Le garçon aux mèches eut un sourire espiègle
- On va faire sensation sous cette apparence, Royan !
- Je veux, Harry ! N'oublie pas de m'appeler…
- Kei, je sais. Et moi je serais Toya.
- Parfait.
- Pourquoi Kei ?
L'autre haussa les épaules alors que la porte coulissante s'ouvrait sur quatre jeunes, deux garçons et deux filles. La première fille, environ 15 ans aux cheveux châtains presque blonds et aux yeux verts, presque comme Harry, poussa une exclamation en japonais – mais immédiatement traduite pour les spectateurs :
- Waw, les mecs, ça vous change ! Enfin, plus Harry que Royan, on a l'habitude de ses changements d'apparence ! Tu es superbe, 'Ry !
Le garçon rougit alors que les autres acquiesçaient et que son compagnon grognait pour la forme :
- Merci Hitomi.
L'autre fille, du même âge mais aux longs cheveux noirs et au regard marron, frappa dans ses mains.
- C'est pas tout ça, si on y allait ! On a des magasins à faire pour notre Ryry adoré !
- Ouvre la marche, Kagome ! On te suit !
Flash
Harry dans une cabine d'essayage, essayant de nombreuses tenues
Flash
Harry dans une salle d'entraînement, apparemment en pleine leçon d'arts martiaux à mains nues
Flash
Harry en pleine leçon de tir à l'arc
Flash
Harry en pleine leçon avec différentes sortes d'armes blanches, principalement japonaises
Flash
Harry en pleine méditation
Flash
Harry faisant les boutiques du Tokyo moldu, éclatant de rire et s'en donnant à coeur joie
Flash
Harry s'entraînant à des exercices de souplesse, d'équilibre, de réflexe et de rapidité
Flash
Harry et plusieurs de ses amis sur une couverture, observant l'ouverture des fleurs de cerisier.
- Alors, Harry, et ces vacances ?
- Géniales ! Sincèrement, je suis ici depuis deux semaines et c'est comme ci j'étais ici depuis des mois !
- Et ton entraînement ?
- Ca se passe bien. Mes professeurs disent que je fais beaucoup de progrès. Et Royan apprécie le fait que je partage mon temps entre les sorties et les leçons.
- N'empêche, y'a que toi pour vouloir prendre des leçons en vacances !
Le jeune anglais eut le regard lointain, dans le vague :
- Ce ne sont pas des leçons que je peux prendre à Poudlard. Et puis, ils m'aident beaucoup pour ma concentration, mon calme et surtout la patience. Ca me sauvera peut-être un jour. Nan, j'en suis sûr !
Kagome eut un sourire espiègle:
- Il y a encore une matière que t'as pas abordée à fond, mon cher !
Harry eut un regard curieux :
- Et laquelle ?
- La jeunesse! J'ai deux semaines de tranquillité avant de repartir en voyage, alors on va en profiter! Je suis sûr qu'il y a plein de choses que plein de jeunes ont fait et dont tu n'as pas idée !
Hitomi acquiesça :
- Moi, j'ai plein de temps libre depuis mon retour, alors je suis partante pour t'aider ! Les autres ?
Royan et les deux garçons hochèrent la tête.
- De toute façon, je reste avec Harry. Et il y a longtemps que je ne me suis pas défoulé un bon coup !

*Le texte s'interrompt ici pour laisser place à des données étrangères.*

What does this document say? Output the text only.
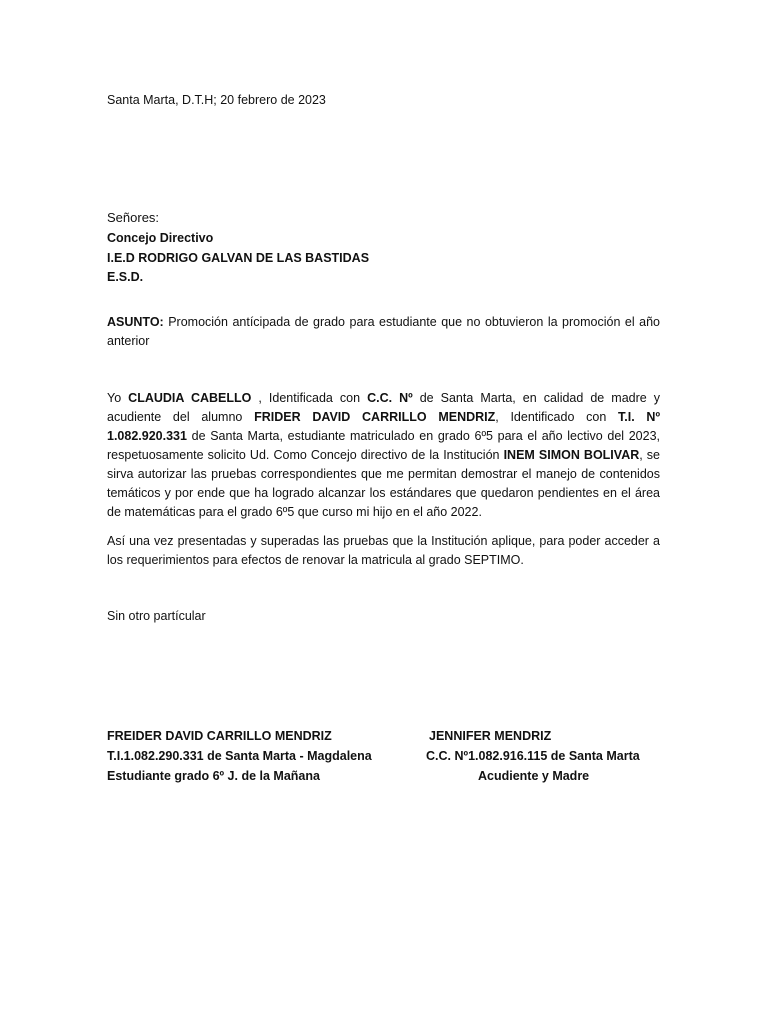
Santa Marta, D.T.H; 20 febrero de 2023
Señores:
Concejo Directivo
I.E.D RODRIGO GALVAN DE LAS BASTIDAS
E.S.D.
ASUNTO: Promoción antícipada de grado para estudiante que no obtuvieron la promoción el año anterior
Yo CLAUDIA CABELLO , Identificada con C.C. Nº de Santa Marta, en calidad de madre y acudiente del alumno FRIDER DAVID CARRILLO MENDRIZ, Identificado con T.I. Nº 1.082.920.331 de Santa Marta, estudiante matriculado en grado 6º5 para el año lectivo del 2023, respetuosamente solicito Ud. Como Concejo directivo de la Institución INEM SIMON BOLIVAR, se sirva autorizar las pruebas correspondientes que me permitan demostrar el manejo de contenidos temáticos y por ende que ha logrado alcanzar los estándares que quedaron pendientes en el área de matemáticas para el grado 6º5 que curso mi hijo en el año 2022.
Así una vez presentadas y superadas las pruebas que la Institución aplique, para poder acceder a los requerimientos para efectos de renovar la matricula al grado SEPTIMO.
Sin otro partícular
FREIDER DAVID CARRILLO MENDRIZ
T.I.1.082.290.331 de Santa Marta - Magdalena
Estudiante grado 6º J. de la Mañana
JENNIFER MENDRIZ
C.C. Nº1.082.916.115 de Santa Marta
Acudiente y Madre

Un des garçons, du même âge que les autres, aux cheveux étrangement rouges et qui portait une espèce de lapin sur l'épaule, eut un grand sourire :
- C'est plutôt calme en ce moment, je ne vois pas ce qui m'empêcherait de vous accompagner….(puis il grimaça) sauf si ma mère en décide autrement, mais même avec ça, je pense m'arranger.
- Merci, Daisuke, c'est gentil. Tu pourrais peut-être inviter ton ami. Tu sais, Satoshi ?
Daisuke eut une grimace :
- Je peux toujours essayer, mais je promets absolument rien. Vous le connaissez comme moi, il est pas très « réjouissances ».
Le dernier garçon, aux cheveux bleus et aux yeux chocolat, eut un petit sourire :
- Moi, je suis partant ! Et je suis sûr que Maron ne verra aucun inconvénient à se joindre à nous !
Il disait cela en frottant les cheveux marrons de sa voisine qui rouspétait de le voir prendre ses décisions à sa place. Elle avait entre 15 et 17 ans, comme son compagnon, et de longs cheveux qui présentement volaient et cachaient son regard marron.
En fait, il était difficile de préciser l'âge de chacune des personnes présentes, même Harry et Royan, car bien que leur apparence et certaines de leurs actions semblaient jeunes, ils avaient parfois des actions et des réflexions qui les rendaient bien plus âgés, ainsi qu'une certaine maturité dans le regard, maturité qui était parfois amplifiée par un voile d'ombre qui traversait leur regard voire couvrait leur visage. Ces jeunes devaient en avoir beaucoup vu, de la même manière que Harry.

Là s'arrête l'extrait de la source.